Traditional data backup techniques work by writing backup data to removable media, which is then taken off-site to a secure location. For example, a server might write its backup data daily onto tape using an attached tape drive; at the end of each week, the resulting tapes would then be picked up by a truck and driven to a guarded warehouse. The main drawback of these techniques is the inconvenience for system owners of managing the media and transferring it off-site, especially for small installations and PC owners.
In contrast, Internet backup sites (e.g., www. backuphelp.com), avoid this inconvenience by locating the tape or other media drive in the warehouse itself and by using the Internet instead of a truck to transfer the backup data. Customers need only install the supplied backup software to be assured that, so long as their system remains connected to the Internet, their data will be automatically backed up daily2 without any further action on their part. These sites charge by the month based on the amount of data being backed up. For example, a typical fee today to backup up one gigabyte of data is fifty US dollars a month (see Section 5.1).

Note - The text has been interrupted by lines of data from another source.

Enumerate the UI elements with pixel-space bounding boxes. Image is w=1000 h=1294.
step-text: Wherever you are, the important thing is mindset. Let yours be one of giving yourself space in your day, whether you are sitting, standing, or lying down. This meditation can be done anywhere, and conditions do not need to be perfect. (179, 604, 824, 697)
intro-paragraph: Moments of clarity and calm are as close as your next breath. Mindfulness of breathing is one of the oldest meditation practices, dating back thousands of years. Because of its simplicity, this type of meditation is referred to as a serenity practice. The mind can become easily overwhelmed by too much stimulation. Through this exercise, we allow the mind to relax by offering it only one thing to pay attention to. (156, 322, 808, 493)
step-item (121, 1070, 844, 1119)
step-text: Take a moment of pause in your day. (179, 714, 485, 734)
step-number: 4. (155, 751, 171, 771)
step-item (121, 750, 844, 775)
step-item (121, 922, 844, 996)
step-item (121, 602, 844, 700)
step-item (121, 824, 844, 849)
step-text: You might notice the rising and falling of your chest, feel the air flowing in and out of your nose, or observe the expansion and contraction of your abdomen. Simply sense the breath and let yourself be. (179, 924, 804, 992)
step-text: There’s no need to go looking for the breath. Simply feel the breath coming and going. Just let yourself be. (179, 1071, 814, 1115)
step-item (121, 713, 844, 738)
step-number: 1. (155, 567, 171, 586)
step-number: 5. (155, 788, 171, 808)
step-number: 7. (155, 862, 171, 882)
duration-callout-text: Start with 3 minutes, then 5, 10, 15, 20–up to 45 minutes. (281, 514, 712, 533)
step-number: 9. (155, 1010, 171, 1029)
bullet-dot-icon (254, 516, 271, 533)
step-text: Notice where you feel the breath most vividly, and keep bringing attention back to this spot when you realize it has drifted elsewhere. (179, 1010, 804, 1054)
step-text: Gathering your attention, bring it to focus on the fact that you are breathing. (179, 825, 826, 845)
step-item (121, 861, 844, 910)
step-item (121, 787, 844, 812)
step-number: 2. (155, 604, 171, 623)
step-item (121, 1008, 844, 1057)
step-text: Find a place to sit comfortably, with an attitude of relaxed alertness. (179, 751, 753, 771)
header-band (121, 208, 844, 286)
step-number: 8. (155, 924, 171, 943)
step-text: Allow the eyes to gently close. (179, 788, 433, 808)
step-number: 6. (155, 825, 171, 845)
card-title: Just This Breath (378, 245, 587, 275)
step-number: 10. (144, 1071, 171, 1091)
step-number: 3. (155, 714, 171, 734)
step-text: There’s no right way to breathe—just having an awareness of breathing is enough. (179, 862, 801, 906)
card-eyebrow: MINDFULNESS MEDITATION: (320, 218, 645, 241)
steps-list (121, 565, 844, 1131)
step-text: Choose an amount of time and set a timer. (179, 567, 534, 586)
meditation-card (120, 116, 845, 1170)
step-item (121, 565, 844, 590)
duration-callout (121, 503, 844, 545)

In this paper we propose a new Internet-based backup technique that appears to be one to two orders of magnitude cheaper than existing Internet backup services. Instead of relying on a central warehouse holding removable media, we use a decentralized peer-to-peer scheme that stores backup data on the participating computers' hard drives.
To provide for off-site storage, we arrange for pairs of geographically-separated participating computers (partners) to swap equal amounts of disk space--a fair trade. To compensate for the fact that Internet PCs are much less reliable than a tape stored in a secure facility, we have each computer partner multiple times so it can spread its backup data in a redundant manner across many machines. By using a large number of partners per computer, we can ensure high reliability with low space overhead.

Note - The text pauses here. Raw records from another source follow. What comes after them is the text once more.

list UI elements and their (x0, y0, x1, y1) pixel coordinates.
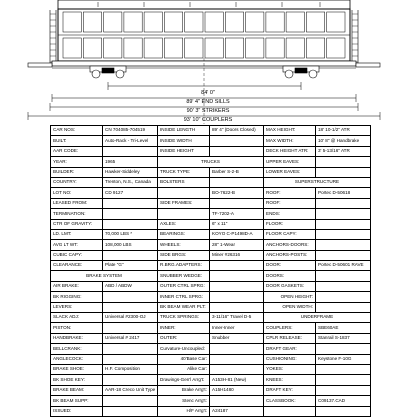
spec-label: DRAFT KEY: (264, 385, 316, 395)
spec-row (51, 385, 371, 395)
spec-label: AVG LT WT: (51, 240, 103, 250)
spec-label: KNEES: (264, 375, 316, 385)
spec-label: INSIDE LENGTH (158, 126, 210, 136)
spec-value: Stanrail S-1837 (316, 333, 371, 343)
spec-value (210, 261, 264, 271)
spec-value (103, 302, 158, 312)
spec-value: Keystone F-10G (316, 354, 371, 364)
spec-value: 10' 8" @ Handbrake (316, 136, 371, 146)
spec-label: BRAKE BEAM: (51, 385, 103, 395)
spec-label: SIDE FRAMES: (158, 198, 210, 208)
spec-value (316, 157, 371, 167)
dim-end-sills: 89' 4" END SILLS (186, 99, 230, 105)
spec-value (316, 167, 371, 177)
spec-row (51, 209, 371, 219)
spec-value: Universal #2300-OJ (103, 313, 158, 323)
spec-row (51, 344, 371, 354)
spec-value (103, 375, 158, 385)
spec-label: CPLR RELEASE: (264, 333, 316, 343)
spec-label: LEASED FROM: (51, 198, 103, 208)
spec-value (316, 385, 371, 395)
spec-value: 6" x 11" (210, 219, 264, 229)
spec-label: BK SHOE KEY: (51, 375, 103, 385)
spec-value (103, 396, 158, 406)
spec-value: 3' 5-13/16" ATR (316, 146, 371, 156)
spec-row (51, 157, 371, 167)
spec-value: 28" 1-Wear (210, 240, 264, 250)
truck-left (90, 66, 126, 78)
spec-label: BK BEAM SUPP: (51, 396, 103, 406)
spec-label: INSIDE HEIGHT (158, 146, 210, 156)
spec-value (210, 292, 264, 302)
spec-row (51, 167, 371, 177)
spec-value (316, 364, 371, 374)
spec-label: ISSUED: (51, 406, 103, 416)
spec-value (316, 375, 371, 385)
spec-value (210, 302, 264, 312)
spec-value (316, 229, 371, 239)
spec-label: MAX HEIGHT: (264, 126, 316, 136)
spec-label: SNUBBER WEDGE: (158, 271, 210, 281)
spec-label: BRAKE SYSTEM (51, 271, 158, 281)
spec-row (51, 364, 371, 374)
spec-label: LOT NO: (51, 188, 103, 198)
spec-label: CAR NOS: (51, 126, 103, 136)
spec-label: R.BRG.ADAPTERS: (158, 261, 210, 271)
spec-value: Plate "G" (103, 261, 158, 271)
spec-table (50, 125, 371, 417)
spec-label: 40'Base Car: (158, 354, 210, 364)
spec-row (51, 313, 371, 323)
spec-label: CTR OF GRAVITY: (51, 219, 103, 229)
spec-value: Snubber (210, 333, 264, 343)
spec-label: OPEN HEIGHT: (264, 292, 316, 302)
spec-row (51, 281, 371, 291)
spec-label: TRUCK SPRINGS: (158, 313, 210, 323)
spec-value: A153H-81 (New) (210, 375, 264, 385)
spec-label: CLASSBOOK: (264, 396, 316, 406)
spec-label: YEAR: (51, 157, 103, 167)
spec-value (316, 406, 371, 416)
spec-value (103, 406, 158, 416)
spec-value (103, 292, 158, 302)
spec-value: A24187 (210, 406, 264, 416)
spec-label: Curvature-Uncoupled: (158, 344, 210, 354)
spec-label: SLACK ADJ: (51, 313, 103, 323)
spec-value: Portec D-50618 (316, 188, 371, 198)
spec-label: ROOF: (264, 188, 316, 198)
spec-label: INNER CTRL SPRG: (158, 292, 210, 302)
spec-label: SUPERSTRUCTURE (264, 177, 371, 187)
spec-label: HANDBRAKE: (51, 333, 103, 343)
spec-label: TERMINATION: (51, 209, 103, 219)
spec-value (103, 146, 158, 156)
spec-row (51, 198, 371, 208)
spec-label (158, 188, 210, 198)
spec-value (103, 219, 158, 229)
dim-couplers: 93' 10" COUPLERS (183, 117, 233, 123)
spec-label: INSIDE WIDTH (158, 136, 210, 146)
spec-value: Inner-Inner (210, 323, 264, 333)
roof-ticks (98, 2, 320, 7)
spec-value: H.F. Composition (103, 364, 158, 374)
spec-label: Stenc Arrg't: (158, 396, 210, 406)
spec-label: DRAFT GEAR: (264, 344, 316, 354)
spec-label: INNER: (158, 323, 210, 333)
spec-label: PISTON: (51, 323, 103, 333)
spec-value (103, 354, 158, 364)
spec-value (210, 354, 264, 364)
spec-label: BOLSTERS (158, 177, 210, 187)
spec-row (51, 177, 371, 187)
spec-label: SIDE BRGS: (158, 250, 210, 260)
spec-value (103, 209, 158, 219)
spec-label: ANGLECOCK: (51, 354, 103, 364)
spec-value (210, 198, 264, 208)
spec-row (51, 240, 371, 250)
spec-label: BELLCRANK: (51, 344, 103, 354)
spec-value: AAR-18 Creco Unit Type (103, 385, 158, 395)
spec-label: LD. LMT: (51, 229, 103, 239)
spec-value: TF-7202-A (210, 209, 264, 219)
spec-value: Trenton, N.S., Canada (103, 177, 158, 187)
spec-value (103, 250, 158, 260)
spec-value: CD 9127 (103, 188, 158, 198)
spec-label: AXLES: (158, 219, 210, 229)
spec-row (51, 333, 371, 343)
spec-label (264, 406, 316, 416)
spec-row (51, 396, 371, 406)
spec-value (210, 177, 264, 187)
spec-value: Portec D-50601 RAVE (316, 261, 371, 271)
spec-value: C09137.CAD (316, 396, 371, 406)
spec-value (316, 219, 371, 229)
spec-value: KOYO C-P1498D-A (210, 229, 264, 239)
spec-row (51, 188, 371, 198)
spec-label: CUBIC CAPY: (51, 250, 103, 260)
spec-label: ANCHORS-POSTS: (264, 250, 316, 260)
spec-value: 89' 4" (Doors Closed) (210, 126, 264, 136)
spec-value (210, 344, 264, 354)
spec-label: Drawings-Gen'l Arrg't: (158, 375, 210, 385)
spec-row (51, 302, 371, 312)
spec-value (316, 344, 371, 354)
spec-label: ENDS: (264, 209, 316, 219)
spec-label: FLOOR CAPY: (264, 229, 316, 239)
spec-value: ABD / ABDW (103, 281, 158, 291)
coupler-left (28, 63, 52, 67)
dim-strikers: 90' 3" STRIKERS (186, 108, 230, 114)
spec-label: COUNTRY: (51, 177, 103, 187)
spec-row (51, 219, 371, 229)
spec-label: DOORS: (264, 271, 316, 281)
spec-value (103, 344, 158, 354)
spec-value: 108,000 LBS (103, 240, 158, 250)
spec-row (51, 323, 371, 333)
spec-label: UNDERFRAME (264, 313, 371, 323)
spec-value: Auto-Rack - Tri-Level (103, 136, 158, 146)
spec-value (316, 198, 371, 208)
spec-value: 70,000 LBS * (103, 229, 158, 239)
spec-label: YOKES: (264, 364, 316, 374)
truck-right (283, 66, 319, 78)
spec-label: H/F Arrg't: (158, 406, 210, 416)
spec-value: CN 704085-704519 (103, 126, 158, 136)
spec-value (210, 364, 264, 374)
spec-value: 1965 (103, 157, 158, 167)
spec-label: BUILT: (51, 136, 103, 146)
spec-row (51, 261, 371, 271)
spec-row (51, 126, 371, 136)
spec-value (316, 281, 371, 291)
spec-row (51, 354, 371, 364)
spec-label: TRUCKS (158, 157, 264, 167)
spec-value: Miner #26316 (210, 250, 264, 260)
spec-value (316, 209, 371, 219)
spec-row (51, 229, 371, 239)
spec-label: UPPER EAVES: (264, 157, 316, 167)
spec-label: LOWER EAVES: (264, 167, 316, 177)
spec-value (316, 302, 371, 312)
spec-label: CUSHIONING: (264, 354, 316, 364)
spec-value: 18' 10-1/2" ATR (316, 126, 371, 136)
spec-row (51, 406, 371, 416)
spec-value (210, 146, 264, 156)
spec-value (210, 396, 264, 406)
spec-value (210, 136, 264, 146)
railcar-elevation-drawing (0, 0, 400, 125)
spec-label: DOOR: (264, 261, 316, 271)
spec-label: BK BEAM WEAR PLT: (158, 302, 210, 312)
spec-label: Brake Arrg't: (158, 385, 210, 395)
spec-label: CLEARANCE: (51, 261, 103, 271)
spec-value: Hawker-Siddeley (103, 167, 158, 177)
spec-label: COUPLERS: (264, 323, 316, 333)
spec-row (51, 271, 371, 281)
spec-value: A15H1480 (210, 385, 264, 395)
spec-row (51, 136, 371, 146)
spec-label: DOOR GASKETS: (264, 281, 316, 291)
spec-value (103, 323, 158, 333)
spec-label: OUTER CTRL SPRG: (158, 281, 210, 291)
spec-value (210, 271, 264, 281)
spec-label: MAX WIDTH: (264, 136, 316, 146)
spec-label: OPEN WIDTH: (264, 302, 316, 312)
spec-label: ANCHORS-DOORS: (264, 240, 316, 250)
spec-row (51, 250, 371, 260)
coupler-right (356, 63, 380, 67)
spec-value: 3-11/16" Travel D-5 (210, 313, 264, 323)
spec-label: DECK HEIGHT ATR: (264, 146, 316, 156)
spec-row (51, 146, 371, 156)
dim-truck-centers: 84' 0" (201, 90, 215, 96)
spec-value: Barber S-2-B (210, 167, 264, 177)
spec-label: FLOOR: (264, 219, 316, 229)
spec-value (316, 271, 371, 281)
spec-value: Universal # 2417 (103, 333, 158, 343)
spec-label: WHEELS: (158, 240, 210, 250)
spec-label: OUTER: (158, 333, 210, 343)
spec-value: BO-7622-B (210, 188, 264, 198)
spec-label: AIR BRAKE: (51, 281, 103, 291)
spec-row (51, 375, 371, 385)
spec-label: ROOF: (264, 198, 316, 208)
spec-label: BRAKE SHOE: (51, 364, 103, 374)
spec-label: BUILDER: (51, 167, 103, 177)
spec-value (210, 281, 264, 291)
spec-value (316, 292, 371, 302)
spec-value (103, 198, 158, 208)
spec-value (316, 240, 371, 250)
spec-label: BEARINGS: (158, 229, 210, 239)
spec-value (316, 250, 371, 260)
spec-value: SBE60AE (316, 323, 371, 333)
spec-label: AAR CODE: (51, 146, 103, 156)
spec-label: BK RIGGING: (51, 292, 103, 302)
spec-label: Alike Car: (158, 364, 210, 374)
spec-label: TRUCK TYPE: (158, 167, 210, 177)
spec-label (158, 209, 210, 219)
spec-row (51, 292, 371, 302)
spec-label: LEVERS: (51, 302, 103, 312)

Our scheme requires the cooperation of the participating computers: computers depend on their partners to hold their data and make it available when needed. In an uncontrolled environment like the Internet, such cooperation cannot be taken for granted. Non-cooperation must be discouraged by making it unprofitable. We use several novel methods to do this, including the use of periodic random challenges to ensure partners continue to hold data (partners that fail are abandoned in favor of new partners) and the use of disk-space wasting to make fake crashes unprofitable.
The remainder of this paper is organized as follows: Section 2 describes a simplified version of our scheme that assumes cooperation can be taken for granted. It is well suited for systems that are intended to be deployed within a single company. Section 3 tells how to extend the simplified scheme to an environment where cooperation cannot be assumed, such as the Internet, by adding various security mechanisms. Section 4 presents results from an initial prototype. Section 5 compares our system to existing Internet backup sites as well as traditional backup techniques. Section 6 covers related work. Finally, we present our concluding remarks in Section 7.